Gobino e il Giandujotto Torinese

Chi viene a Torino non può non far conoscenza di Gobino, padre indiscusso del giandujotto torinese e del buon cioccolato.

Guido Gobino è il fondatore dell’omonima azienda cioccolatiera nata nel capoluogo piemontese a metà del 900 dopo una lunga esperienza nella raffinazione del cacao. Oggi con le sue tre botteghe in città è tappa fissa per migliaia di turisti che vogliono assaggiare le sue specialità.

Giandujotto e crema Gianduja sono i suoi punti di forza, il primo è il cioccolatino simbolo della regione, con la sua forma a trapezio e la classica carta dorata o argentata, la seconda è una crema spalmabile a base di nocciole. Il Giandujotto come prodotto nasce nella seconda metà dell’800 a forma di lingotto d’oro, da un mix di cacao e nocciole delle Langhe, le nocciole vengono tostate direttamente nei laboratori Gobino.

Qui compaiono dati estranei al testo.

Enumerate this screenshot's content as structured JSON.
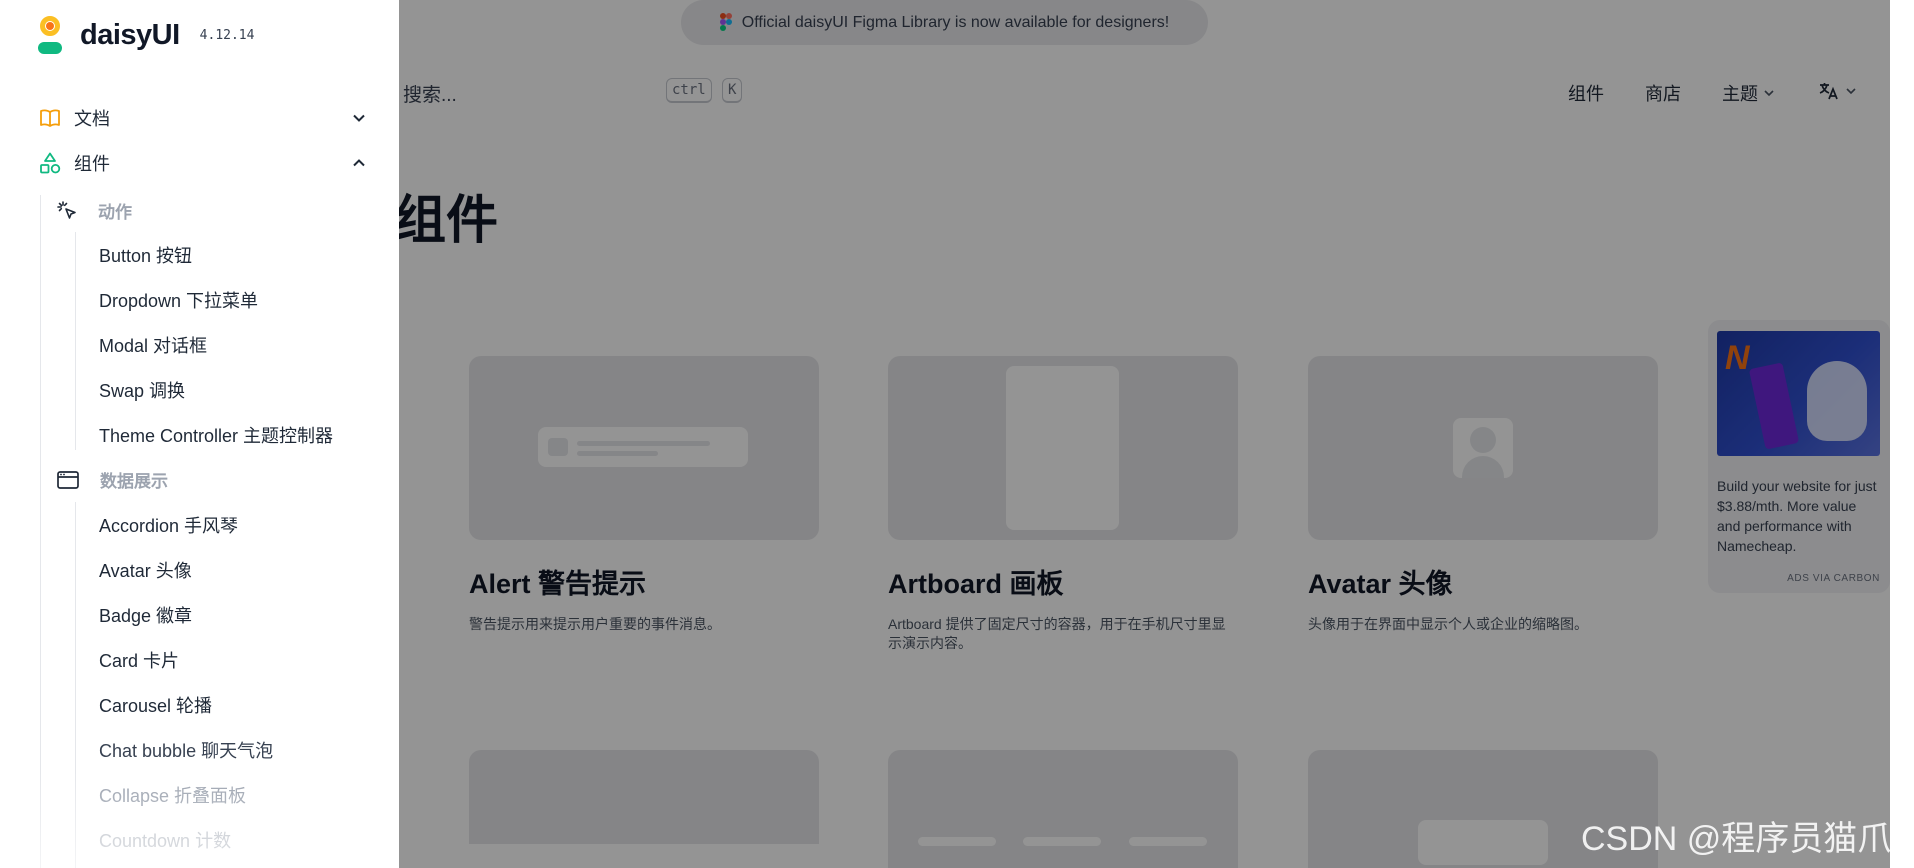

Oltre a queste due prelibatezze nelle loro botteghe potete trovare e gustare, grazie alla presenza di dehor e tavolini, anche cremini, praline e tavolette ai più svariati gusti, tutti fatti e impacchettati a mano.

In particolare il giandujottino Maximo 39 viene prodotto solo da ottobre a marzo, poiché contiene più del 39% di nocciole. Mentre il giandujotto è presente solo in 3 varianti: classico, tourinot e maximo; i cremini li potete trovare in diversi gusti: classico, fondente, cappuccino, caramello, sale (premiato più volte), con varie ganache (extra fondente, alla nocciola, al bitter, alla vaniglia, al cappuccino, al pistacchio e molto altro ancora). La scelta non manca, neanche in caso capitiate in città d’inverno e vogliate gustarvi una cioccolata calda.

Altre prelibatezze da provare sono i Vernuij, una reinterpretazione dei cuneesi (gli amaretti della provincia di Cuneo) al rhum, con meringa e cioccolato extra bitter, disponibile anche con la copertura al cioccolato bianco, le scorzette di arancia e limone candite per i gusti più decisi e i fogli nocciolati, ovvero tavolette di cioccolato finissimo alle nocciole con frutti rossi, bacche di goji, mandorle o albicocche. La particolarità di queste tavolette è vedere come la frutta spunti a pezzi tra il cioccolato rendendolo ancora più goloso. La bottega più famosa si trova in via Lagrange, in una posizione super centrale, a due passi dal Museo Egizio ed è aperta tutto l’anno.